Tuesday, September 23, 2014

September, the Black Hole of Reading


When you write a blog about the books you read, everyone assumes you want to talk about it. In public. In church.


Let me explain.

My dad is the associate pastor of our church and he opened one of his messages recently by asking people the title of the best book they'd read recently. And then looked straight at me and said, "You blog about books, Kelsey. What have you read?"
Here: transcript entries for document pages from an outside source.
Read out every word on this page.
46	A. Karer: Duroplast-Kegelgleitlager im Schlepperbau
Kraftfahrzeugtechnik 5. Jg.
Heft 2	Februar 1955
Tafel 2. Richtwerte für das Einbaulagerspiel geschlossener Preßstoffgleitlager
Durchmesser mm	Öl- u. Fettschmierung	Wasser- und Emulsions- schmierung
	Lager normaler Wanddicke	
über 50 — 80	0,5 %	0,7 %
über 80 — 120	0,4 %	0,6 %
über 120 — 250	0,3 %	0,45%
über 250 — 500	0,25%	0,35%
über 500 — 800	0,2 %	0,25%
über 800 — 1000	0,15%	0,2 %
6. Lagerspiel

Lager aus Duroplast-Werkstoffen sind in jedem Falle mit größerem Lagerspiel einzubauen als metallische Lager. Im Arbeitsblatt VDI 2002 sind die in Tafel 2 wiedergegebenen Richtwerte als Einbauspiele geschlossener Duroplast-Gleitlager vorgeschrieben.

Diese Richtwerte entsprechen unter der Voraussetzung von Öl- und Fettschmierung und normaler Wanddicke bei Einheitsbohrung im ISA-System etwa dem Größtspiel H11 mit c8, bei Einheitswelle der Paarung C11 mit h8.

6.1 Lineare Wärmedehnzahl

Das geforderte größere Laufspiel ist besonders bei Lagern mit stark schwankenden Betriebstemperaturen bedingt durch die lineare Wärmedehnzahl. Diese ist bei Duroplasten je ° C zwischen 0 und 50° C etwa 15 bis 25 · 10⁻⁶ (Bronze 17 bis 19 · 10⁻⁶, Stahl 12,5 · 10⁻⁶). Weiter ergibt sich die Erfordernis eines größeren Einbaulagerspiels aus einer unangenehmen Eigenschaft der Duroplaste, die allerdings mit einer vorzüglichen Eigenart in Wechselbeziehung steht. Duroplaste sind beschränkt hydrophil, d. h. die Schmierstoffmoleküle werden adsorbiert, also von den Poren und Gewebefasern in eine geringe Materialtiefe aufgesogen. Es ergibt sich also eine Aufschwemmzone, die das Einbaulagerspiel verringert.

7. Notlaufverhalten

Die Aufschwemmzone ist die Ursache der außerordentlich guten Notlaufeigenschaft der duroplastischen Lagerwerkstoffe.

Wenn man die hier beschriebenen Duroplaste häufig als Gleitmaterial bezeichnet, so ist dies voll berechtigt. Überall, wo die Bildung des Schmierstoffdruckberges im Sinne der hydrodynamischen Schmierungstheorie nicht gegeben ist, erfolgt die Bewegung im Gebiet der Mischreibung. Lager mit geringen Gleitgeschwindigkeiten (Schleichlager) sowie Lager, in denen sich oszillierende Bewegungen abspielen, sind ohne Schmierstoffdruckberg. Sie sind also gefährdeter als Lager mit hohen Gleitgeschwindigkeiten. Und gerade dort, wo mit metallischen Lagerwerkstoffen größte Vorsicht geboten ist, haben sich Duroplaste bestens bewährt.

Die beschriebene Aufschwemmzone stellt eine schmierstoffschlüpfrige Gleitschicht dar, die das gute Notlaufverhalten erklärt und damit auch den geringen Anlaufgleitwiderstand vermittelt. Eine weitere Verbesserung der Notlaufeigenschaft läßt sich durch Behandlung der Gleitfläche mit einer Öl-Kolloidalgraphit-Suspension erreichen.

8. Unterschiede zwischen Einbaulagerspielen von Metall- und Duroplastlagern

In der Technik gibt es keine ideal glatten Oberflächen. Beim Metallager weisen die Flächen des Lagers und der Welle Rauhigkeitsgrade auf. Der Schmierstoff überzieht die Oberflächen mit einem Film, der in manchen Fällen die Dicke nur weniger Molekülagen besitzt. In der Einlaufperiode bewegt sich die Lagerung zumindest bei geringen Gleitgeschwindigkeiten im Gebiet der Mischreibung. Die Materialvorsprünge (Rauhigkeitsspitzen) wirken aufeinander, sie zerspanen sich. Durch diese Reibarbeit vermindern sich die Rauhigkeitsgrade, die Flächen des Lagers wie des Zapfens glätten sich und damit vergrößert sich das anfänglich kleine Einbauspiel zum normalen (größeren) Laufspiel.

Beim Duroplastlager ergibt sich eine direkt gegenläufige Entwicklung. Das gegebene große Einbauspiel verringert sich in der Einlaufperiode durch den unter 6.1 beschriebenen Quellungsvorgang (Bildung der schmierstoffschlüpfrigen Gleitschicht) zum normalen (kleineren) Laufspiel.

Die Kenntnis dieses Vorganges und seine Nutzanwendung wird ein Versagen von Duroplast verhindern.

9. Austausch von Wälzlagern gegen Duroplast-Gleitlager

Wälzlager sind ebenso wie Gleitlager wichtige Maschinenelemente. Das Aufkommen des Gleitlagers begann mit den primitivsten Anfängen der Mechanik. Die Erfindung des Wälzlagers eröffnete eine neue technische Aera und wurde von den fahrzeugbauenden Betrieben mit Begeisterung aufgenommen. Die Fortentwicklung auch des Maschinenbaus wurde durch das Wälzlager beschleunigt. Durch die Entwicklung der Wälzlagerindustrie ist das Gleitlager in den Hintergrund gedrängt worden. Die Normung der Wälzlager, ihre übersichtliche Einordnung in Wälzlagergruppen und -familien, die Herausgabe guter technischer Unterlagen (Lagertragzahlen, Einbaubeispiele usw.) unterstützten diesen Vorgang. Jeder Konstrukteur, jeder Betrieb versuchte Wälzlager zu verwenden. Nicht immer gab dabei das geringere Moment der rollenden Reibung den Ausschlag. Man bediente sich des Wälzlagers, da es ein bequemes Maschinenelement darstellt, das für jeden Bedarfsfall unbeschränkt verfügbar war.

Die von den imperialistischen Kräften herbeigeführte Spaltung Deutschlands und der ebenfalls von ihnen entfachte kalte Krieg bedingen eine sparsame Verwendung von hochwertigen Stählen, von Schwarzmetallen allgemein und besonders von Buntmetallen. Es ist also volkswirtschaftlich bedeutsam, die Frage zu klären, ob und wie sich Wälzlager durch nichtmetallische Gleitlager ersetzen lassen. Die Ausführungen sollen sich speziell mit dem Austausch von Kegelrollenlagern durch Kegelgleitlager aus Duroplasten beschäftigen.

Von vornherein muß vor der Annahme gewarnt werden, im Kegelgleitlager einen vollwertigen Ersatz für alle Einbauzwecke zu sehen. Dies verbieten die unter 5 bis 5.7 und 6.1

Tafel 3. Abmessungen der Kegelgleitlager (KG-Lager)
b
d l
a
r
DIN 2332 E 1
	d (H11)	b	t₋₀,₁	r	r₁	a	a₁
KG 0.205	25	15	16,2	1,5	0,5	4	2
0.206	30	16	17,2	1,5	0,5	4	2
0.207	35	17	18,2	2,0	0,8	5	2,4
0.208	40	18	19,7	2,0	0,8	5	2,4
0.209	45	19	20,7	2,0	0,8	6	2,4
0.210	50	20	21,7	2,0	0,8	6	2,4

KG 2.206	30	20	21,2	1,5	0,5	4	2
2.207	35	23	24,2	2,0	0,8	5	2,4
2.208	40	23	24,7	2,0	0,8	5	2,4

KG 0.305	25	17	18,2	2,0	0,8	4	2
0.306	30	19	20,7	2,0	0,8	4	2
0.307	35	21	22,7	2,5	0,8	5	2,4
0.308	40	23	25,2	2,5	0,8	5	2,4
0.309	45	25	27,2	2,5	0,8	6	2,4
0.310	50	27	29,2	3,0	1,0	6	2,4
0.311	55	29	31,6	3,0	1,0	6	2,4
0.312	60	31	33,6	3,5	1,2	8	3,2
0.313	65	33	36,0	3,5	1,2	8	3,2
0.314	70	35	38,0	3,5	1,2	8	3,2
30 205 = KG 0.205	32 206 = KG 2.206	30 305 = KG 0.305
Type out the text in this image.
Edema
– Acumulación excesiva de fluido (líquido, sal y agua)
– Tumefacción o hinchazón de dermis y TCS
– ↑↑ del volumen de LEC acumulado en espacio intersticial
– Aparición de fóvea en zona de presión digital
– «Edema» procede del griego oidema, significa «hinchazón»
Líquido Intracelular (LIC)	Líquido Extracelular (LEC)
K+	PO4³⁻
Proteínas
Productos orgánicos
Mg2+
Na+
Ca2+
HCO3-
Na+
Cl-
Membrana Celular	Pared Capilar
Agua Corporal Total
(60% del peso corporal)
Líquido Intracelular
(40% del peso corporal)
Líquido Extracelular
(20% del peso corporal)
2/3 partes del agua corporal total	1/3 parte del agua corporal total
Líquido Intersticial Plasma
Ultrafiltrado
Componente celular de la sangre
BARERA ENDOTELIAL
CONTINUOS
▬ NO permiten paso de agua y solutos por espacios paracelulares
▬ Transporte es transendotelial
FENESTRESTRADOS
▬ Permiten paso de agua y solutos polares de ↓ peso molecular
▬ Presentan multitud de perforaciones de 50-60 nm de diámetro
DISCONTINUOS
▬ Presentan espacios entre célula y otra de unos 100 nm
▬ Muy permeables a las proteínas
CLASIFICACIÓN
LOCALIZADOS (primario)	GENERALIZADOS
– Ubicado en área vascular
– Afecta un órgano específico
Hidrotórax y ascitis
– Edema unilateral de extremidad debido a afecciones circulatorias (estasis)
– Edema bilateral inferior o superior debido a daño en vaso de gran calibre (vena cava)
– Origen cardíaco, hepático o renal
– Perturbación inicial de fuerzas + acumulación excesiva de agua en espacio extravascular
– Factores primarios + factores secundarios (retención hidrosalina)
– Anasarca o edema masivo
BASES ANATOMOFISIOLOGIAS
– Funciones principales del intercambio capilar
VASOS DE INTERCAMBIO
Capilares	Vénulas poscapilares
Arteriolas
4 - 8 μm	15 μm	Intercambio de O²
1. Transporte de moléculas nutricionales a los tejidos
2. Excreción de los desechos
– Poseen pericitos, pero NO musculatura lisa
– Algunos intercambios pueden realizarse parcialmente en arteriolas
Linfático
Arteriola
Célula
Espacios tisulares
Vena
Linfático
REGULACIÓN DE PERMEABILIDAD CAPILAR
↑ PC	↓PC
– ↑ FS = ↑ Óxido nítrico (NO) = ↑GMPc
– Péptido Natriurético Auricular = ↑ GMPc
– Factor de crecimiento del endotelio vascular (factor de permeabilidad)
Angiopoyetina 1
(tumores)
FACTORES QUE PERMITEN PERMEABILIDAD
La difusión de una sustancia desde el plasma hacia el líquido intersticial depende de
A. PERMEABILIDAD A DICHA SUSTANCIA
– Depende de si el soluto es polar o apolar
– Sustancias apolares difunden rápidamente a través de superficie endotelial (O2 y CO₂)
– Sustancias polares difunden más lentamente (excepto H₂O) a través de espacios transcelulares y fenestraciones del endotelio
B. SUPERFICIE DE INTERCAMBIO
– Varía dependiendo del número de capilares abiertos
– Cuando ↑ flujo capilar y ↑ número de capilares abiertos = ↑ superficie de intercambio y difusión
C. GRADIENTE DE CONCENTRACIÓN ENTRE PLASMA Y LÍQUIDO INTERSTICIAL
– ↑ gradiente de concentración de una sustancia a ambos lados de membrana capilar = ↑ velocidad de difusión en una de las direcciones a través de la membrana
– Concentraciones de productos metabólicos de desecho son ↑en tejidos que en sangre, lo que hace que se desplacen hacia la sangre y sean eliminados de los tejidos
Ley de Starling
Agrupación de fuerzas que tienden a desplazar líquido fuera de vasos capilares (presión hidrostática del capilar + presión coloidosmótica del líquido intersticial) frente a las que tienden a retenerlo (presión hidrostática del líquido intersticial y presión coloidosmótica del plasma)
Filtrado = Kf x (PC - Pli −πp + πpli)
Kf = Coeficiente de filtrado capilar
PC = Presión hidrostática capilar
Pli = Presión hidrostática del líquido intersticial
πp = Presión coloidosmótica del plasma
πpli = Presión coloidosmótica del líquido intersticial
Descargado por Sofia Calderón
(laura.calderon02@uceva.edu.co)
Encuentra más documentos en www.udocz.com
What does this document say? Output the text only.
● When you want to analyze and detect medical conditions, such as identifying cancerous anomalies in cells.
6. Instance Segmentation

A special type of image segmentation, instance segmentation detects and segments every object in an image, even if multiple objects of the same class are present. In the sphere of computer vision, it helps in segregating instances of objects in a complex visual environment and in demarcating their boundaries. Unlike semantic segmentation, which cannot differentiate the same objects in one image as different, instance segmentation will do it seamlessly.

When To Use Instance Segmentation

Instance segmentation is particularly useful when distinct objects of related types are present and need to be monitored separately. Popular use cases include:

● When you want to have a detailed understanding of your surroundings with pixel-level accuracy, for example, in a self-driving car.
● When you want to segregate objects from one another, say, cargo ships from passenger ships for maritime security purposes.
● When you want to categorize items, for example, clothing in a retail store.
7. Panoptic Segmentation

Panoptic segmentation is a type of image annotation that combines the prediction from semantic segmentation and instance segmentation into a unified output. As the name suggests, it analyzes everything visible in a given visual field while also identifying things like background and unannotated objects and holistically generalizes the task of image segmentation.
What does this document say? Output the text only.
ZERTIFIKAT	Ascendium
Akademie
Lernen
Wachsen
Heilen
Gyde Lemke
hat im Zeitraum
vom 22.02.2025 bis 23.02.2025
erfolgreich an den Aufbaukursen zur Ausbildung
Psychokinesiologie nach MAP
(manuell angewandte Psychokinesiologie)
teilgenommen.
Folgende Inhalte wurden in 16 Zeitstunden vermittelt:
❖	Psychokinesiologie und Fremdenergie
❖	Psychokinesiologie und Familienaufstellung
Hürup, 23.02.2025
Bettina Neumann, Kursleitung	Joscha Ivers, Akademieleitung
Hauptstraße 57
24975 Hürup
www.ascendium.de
I blanked. Maybe it's because it was September and I was reading pre-tests on theme and narrative, along with books on how to communicate better with adolescents, and basically falling into bed at night instead of actually reading. Or maybe it was the on-the-spot thing. But the only thing I could think of was the last book I'd read, not the BEST book I'd read. And it happened to be a book on changes in modern theology called A New Kind of Christianity by Brian McClaren, RECOMMENDED BY MY DAD. I'm sure I sounded like a total suck up. And worse, I haven't even finished it. See the sentence about it being September. And all my previous statements about me and non-fiction.

So, yeah, don't ask me to cite my favorite books on the spot or before parent-teacher conferences. You might get an open-mouthed stare in return.

The upside is that I was publically shamed into reading again and just finished a GREAT book as a result. The Unlikely Pilgrimage of Harold Fry is a sweet story made all the better because it was an accidental find in the book club section of the library (I can't say enough good things about that shelf! It's not stealing from the book clubs; it's random selections of the ones available to book clubs, so it's like a pre-sorted shelf of great choices). So maybe you all know about this book already, but it was a surprise gift to me.

Harold Fry is an ordinary retired Englishman with an unhappy wife who cleans too much. One day he receives a letter from a long lost friend, telling him goodbye as she is dying of cancer. He sets out to mail a response to her and decides suddenly to walk the hundreds of miles to visit her, believing she will live as long as he walks. Amazing premise. And it gets better, as the author uses Harold's ordinary heroism to celebrate the ordinary uniqueness of everyone he meets. Harold has ups and downs in his journey (similar to Cheryl Strayed in Wild and, strangely, to Forrest Gump's run across the country) that are quite expected and yet luminous at the same time. It's a book of contradictions and seamlessness. It's the kind of book I long to write.

I won't tell you if he finishes his walk, or if his friend lives, just as I won't tell you the outcome of his relationship with his son, or if he patches things up with his wife. I will tell you, though, that you'll want to walk across England yourself, or visit some of the historic spots he stumbles upon, or maybe just try to see the people you stumble upon with a bit of the grace that Harold does.

And how I wish I'd read this book earlier and could have shared it with my church that day, because in the humanity and the pain and the grace, there is love.

I'm going to keep the two non-fiction books on my nightstand and read them in bits, but I'm also ready and needing to go back to my beloved novels. And I have a stack! What should I enjoy first? I've got The Sweetness of Forgetting (thanks, Aunt Pat), Where'd You Go, Bernadette (who recommended this?), and Me Before You (thanks, Kelsey and Taunya).